Mycelium of branched, prominently septate, hyaline to pale brown, smooth to finely verruculose (1–)1.5–2.5 (av. 2) μm diam hyphae, forming bundles of up to 5 strands, individual strands in bundles often forming direct hyphal connections. Conidiophores (14.5–)16–61(–77) × 1.5–2.5 (av. 28.5 × 2) μm, smooth to finely verruculose, usually branched, hyaline, up to 9 septa. Phialides terminal or lateral, monophialidic, sometimes proliferating vegetatively behind collarette, types I and II dominant, collarettes funnel-shaped, 0.5–1.5 × 0.5–2 (av. 1 × 1.5) μm, smooth, hyaline; type I mainly subcylindrical, sometimes elongate ampulliform, (2–)2.5–10.5(–11) × 1–2 (av. 6 × 1.5) μm; type II subcylindrical with tapering apex to elongate ampulliform, sometimes curved or bent especially at apex, (8–)8.5–14(–14.5) × 1.5–2(–2.5) (av. 11.5 × 2) μm; type III subcylindrical with tapering apex to subulate, sometimes slender navicular, (14–)14.5–26.5(–31.5) × 1.5–2 (av. 19 × 1.5) μm. Conidia 3–4(–4.5) × 1.5(–2) (av. 3.5 × 1.5) μm, borne in slimy heads, oblong-ovoid to ellipsoidal to allantoid.
Culture characteristics: Colonies reaching a radius of 8–10 mm after 8 d at 25 °C. Minimum temperature for growth 10 °C, optimum 20 °C, maximum 35 °C. Colonies on MEA smooth, submerged with entire edge, after 16 d white to pale buff above and in reverse. Colonies on PDA smooth, submerged, with central folds, with entire margin, after 16 d white to pale buff above and in reverse. Colonies on OA felty, folded, with submerged margins, with entire edge, after 16 d white to pale smoke grey with darker margins.
Materials examined: South Africa, from wood of Vitis berlandieri × V. rupestris (rootstock cv. Richter 110) (Vitaceae), 18 Sep. 2014, A. Vermeulen (holotype CBS-H 23158, culture ex-type CBS 142686 = STE-U 8363 = CSN3); ibid., on Vitis vinifera cv. Early Sweet cordon (Vitaceae), 18 Sep. 2014, A. Vermeulen, CBS 142687 = STE-U 8364 = CSN11.

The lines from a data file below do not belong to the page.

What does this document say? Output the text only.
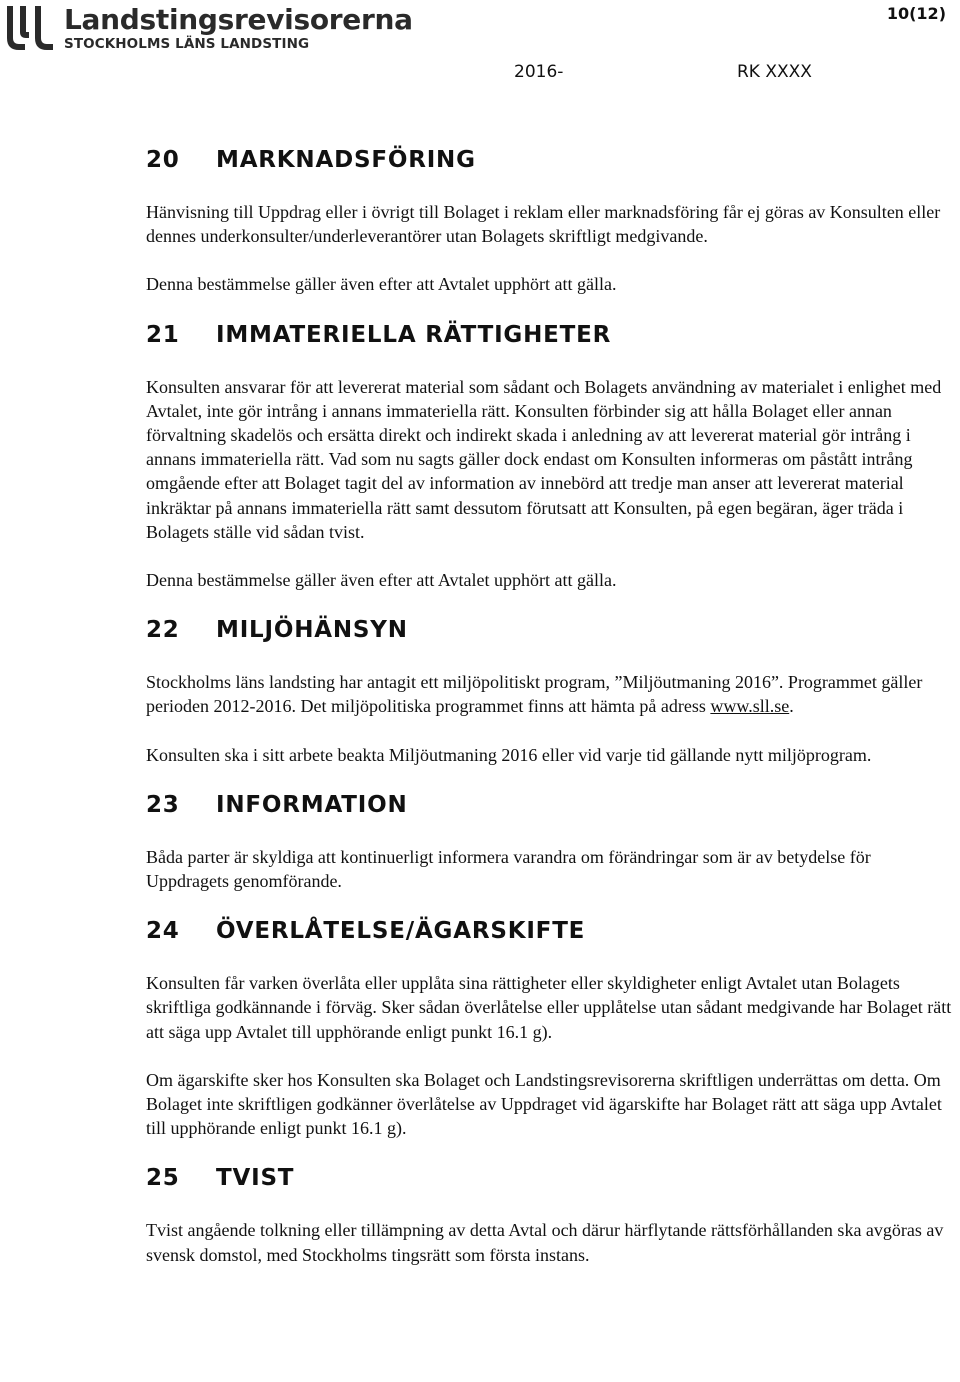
Landstingsrevisorerna
STOCKHOLMS LÄNS LANDSTING
10(12)
2016-	RK XXXX
20 MARKNADSFÖRING

Hänvisning till Uppdrag eller i övrigt till Bolaget i reklam eller marknadsföring får ej göras av Konsulten eller dennes underkonsulter/underleverantörer utan Bolagets skriftligt medgivande.

Denna bestämmelse gäller även efter att Avtalet upphört att gälla.

21 IMMATERIELLA RÄTTIGHETER

Konsulten ansvarar för att levererat material som sådant och Bolagets användning av materialet i enlighet med Avtalet, inte gör intrång i annans immateriella rätt. Konsulten förbinder sig att hålla Bolaget eller annan förvaltning skadelös och ersätta direkt och indirekt skada i anledning av att levererat material gör intrång i annans immateriella rätt. Vad som nu sagts gäller dock endast om Konsulten informeras om påstått intrång omgående efter att Bolaget tagit del av information av innebörd att tredje man anser att levererat material inkräktar på annans immateriella rätt samt dessutom förutsatt att Konsulten, på egen begäran, äger träda i Bolagets ställe vid sådan tvist.

Denna bestämmelse gäller även efter att Avtalet upphört att gälla.

22 MILJÖHÄNSYN

Stockholms läns landsting har antagit ett miljöpolitiskt program, ”Miljöutmaning 2016”. Programmet gäller perioden 2012-2016. Det miljöpolitiska programmet finns att hämta på adress www.sll.se.

Konsulten ska i sitt arbete beakta Miljöutmaning 2016 eller vid varje tid gällande nytt miljöprogram.

23 INFORMATION

Båda parter är skyldiga att kontinuerligt informera varandra om förändringar som är av betydelse för Uppdragets genomförande.

24 ÖVERLÅTELSE/ÄGARSKIFTE

Konsulten får varken överlåta eller upplåta sina rättigheter eller skyldigheter enligt Avtalet utan Bolagets skriftliga godkännande i förväg. Sker sådan överlåtelse eller upplåtelse utan sådant medgivande har Bolaget rätt att säga upp Avtalet till upphörande enligt punkt 16.1 g).

Om ägarskifte sker hos Konsulten ska Bolaget och Landstingsrevisorerna skriftligen underrättas om detta. Om Bolaget inte skriftligen godkänner överlåtelse av Uppdraget vid ägarskifte har Bolaget rätt att säga upp Avtalet till upphörande enligt punkt 16.1 g).

25 TVIST

Tvist angående tolkning eller tillämpning av detta Avtal och därur härflytande rättsförhållanden ska avgöras av svensk domstol, med Stockholms tingsrätt som första instans.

Notes: There are several differences between the ex-type strain (CBS 142686) and strain CBS 142687. Strain CBS 142687 had a higher optimum and maximum temperatures for growth (25 °C and 37 °C, respectively) than strain CBS 142686 and reached a radius of 11–12 mm after 8 d at 25 °C. After 16 d, colonies of strain CBS 142687 also had pronounced pigmentation on MEA i.e. rosy vinaceous with dark purple patches with central white tufts of aerial mycelium, and on PDA i.e. livid red to dark vinaceous with white to smoke grey woolly aerial mycelium, and on OA i.e. mouse grey to olivaceous grey with white margins. The act sequence of strain CBS 142687 differs from that of the ex-type (CBS 142686) at six positions over a length of 210 bases, resulting in paraphyly of this species in an act-only phylogeny (Spies et al. 2018). Considering the high similarity of tub2 sequences (598/599 identical bases), strong support for the monophyly of Pha. pravum in the combined act-tub2 phylogeny, and the fact that both strains produced curved phialides, CBS 142687 is regarded as Pha. pravum until additional strains and data become available to indicate differently.